ExxonMobil begins production at Hebron field. ExxonMobil (NYSE: XOM) said production at the Hebron field in eastern Canada began this week, which will see peak production at 150,000 bpd. The field was first discovered in 1980 and is thought to hold 700 million barrels. Its partners in the project include Chevron (NYSE: CVX), Suncor Energy (NYSE: SU), Statoil (NYSE: STO) and Nalcor Energy-Oil and Gas Inc.
ExxonMobil close to exploration deal in Mauritania. ExxonMobil (NYSE: XOM)said it is nearing a deal with Mauritania to explore for oil and gas offshore, which would mark its first deal in the West African country. Interest in Mauritania has climbed because of the sizable discoveries in neighboring Senegal.

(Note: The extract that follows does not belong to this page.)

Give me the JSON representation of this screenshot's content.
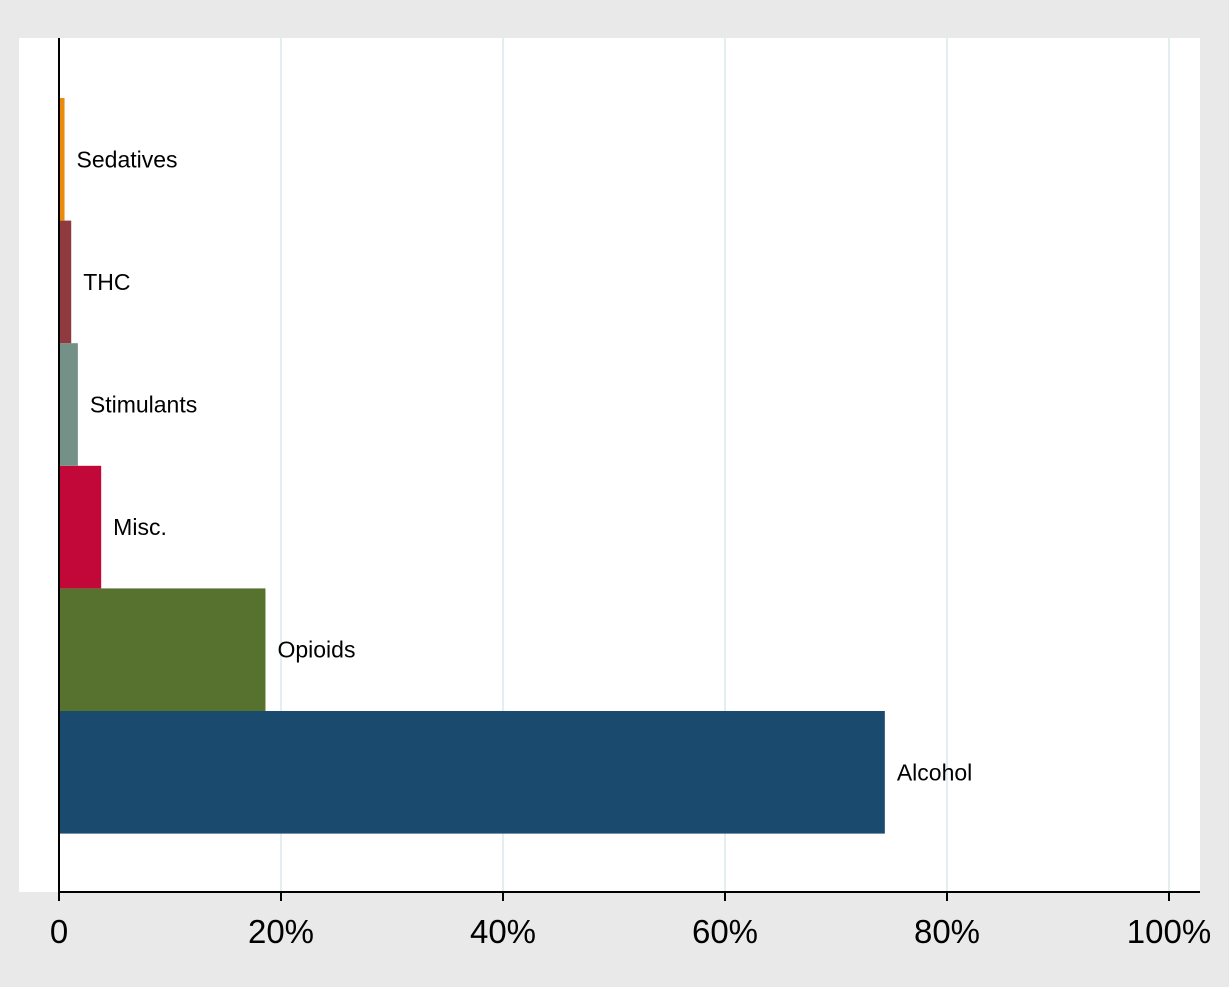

Elon Musk’s claim for world’s largest battery to be temporary. Elon Musk made news over the past week when Tesla (NYSE: TSLA) successfully installed the world’s largest energy storage facility in Australia, a 100-megawatt project that came online in less than 100 days. But he will only hold that mantle for a short period of time – Bloomberg reports that a 150 MW project should reach completion in South Korea in three months. Developers are expected to install 1,650 MW of energy storage capacity this year, quadruple the total from 2016.